‘The In-Betweens’ of animation and memory

Alison James’s stop-motion animation exhibit questions our documentation-focused society

Image provided by artist

While some may believe animation is an art form left to either children or anime fans, the reality is making film using drawn or created imagery has great potential for artistic expression.

U of M alumna Alison James launched The In-Betweens — a new example of animation as pure artistic expression — at the Martha Street Studio Nov. 1. Using screen prints and stop-motion animation, the exhibit features a series of looping animations of James’s episodic memories, recreating her lived experiences that can’t be found documented through some material form.
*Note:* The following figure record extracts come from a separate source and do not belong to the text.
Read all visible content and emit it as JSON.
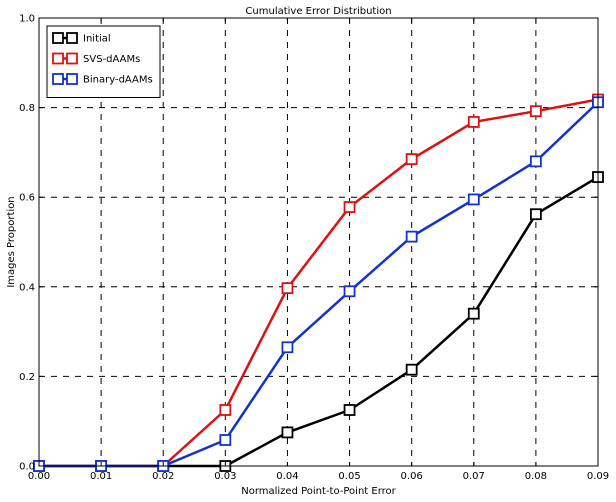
{
  "chart_data": {
    "type": "line",
    "title": "Cumulative Error Distribution",
    "xlabel": "Normalized Point-to-Point Error",
    "ylabel": "Images Proportion",
    "xlim": [
      0.0,
      0.09
    ],
    "ylim": [
      0.0,
      1.0
    ],
    "x_ticks": [
      "0.00",
      "0.01",
      "0.02",
      "0.03",
      "0.04",
      "0.05",
      "0.06",
      "0.07",
      "0.08",
      "0.09"
    ],
    "y_ticks": [
      "0.0",
      "0.2",
      "0.4",
      "0.6",
      "0.8",
      "1.0"
    ],
    "grid": true,
    "legend_position": "top-left",
    "x": [
      0.0,
      0.01,
      0.02,
      0.03,
      0.04,
      0.05,
      0.06,
      0.07,
      0.08,
      0.09
    ],
    "series": [
      {
        "name": "Initial",
        "color": "#000000",
        "marker": "square",
        "values": [
          0.0,
          0.0,
          0.0,
          0.0,
          0.075,
          0.125,
          0.215,
          0.34,
          0.562,
          0.645
        ]
      },
      {
        "name": "SVS-dAAMs",
        "color": "#dd1111",
        "marker": "square",
        "values": [
          0.0,
          0.0,
          0.0,
          0.125,
          0.397,
          0.578,
          0.685,
          0.768,
          0.792,
          0.818
        ]
      },
      {
        "name": "Binary-dAAMs",
        "color": "#1133cc",
        "marker": "square",
        "values": [
          0.0,
          0.0,
          0.0,
          0.058,
          0.265,
          0.39,
          0.512,
          0.595,
          0.68,
          0.812
        ]
      }
    ]
  }
}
The In-Betweens is a reaction to our documentation-focused society and a personal reaction to the majority of James’s memories being based on documentation, finding that her own “memories were […] not experiences that I actually remember.”

According to James, our memories are based on photographs, videos, feeds and verbal communication, something that can often lose the ingrained emotional experience we live. James created a list of important memories that lacked any documentation.

This included stories never shared with anyone, that happened alone and that contained intense emotional experiences. She then went about adapting several for the exhibit.

She chose animation as her medium because she “was really drawn to art mediums that are heavily process based.”

“Which I think is why I think I am so drawn to making animation, generally, because there are many steps that go into making the final product,” she said.

James also admitted that she feels like she is “kind of damaging these memories in the process of making them into animations because I am reconstructing them and kind of changing them each time I think about them.”

However, she specified that “it’s not really about sharing all the details of the memories with the audience, it’s more about hoping the audience will reflect on their own episodic memories.”

James’s work suggests we can only ever create imperfect shadows of our experiences and memories, and she is certainly on a unique and exciting track in how we can convey experience.

“I am really interested in how our relationship with documentation and how we document our lives is kind of mixed together with what we actually remember,” she said.

The biggest step forward in James’s artistic career was moving beyond the U of M and finding her place at the Martha Street Studio.

“Just creating a body of work outside of school walls feels like an accomplishment in itself when there isn’t a ton of support in it,” she said.

James said she has seen animation become a lot more present in the fine art world too.

“I think it’s having a good moment right now.”



The In-Betweens runs until Dec. 5 at the Martha Street Studio. Admission is free to the public.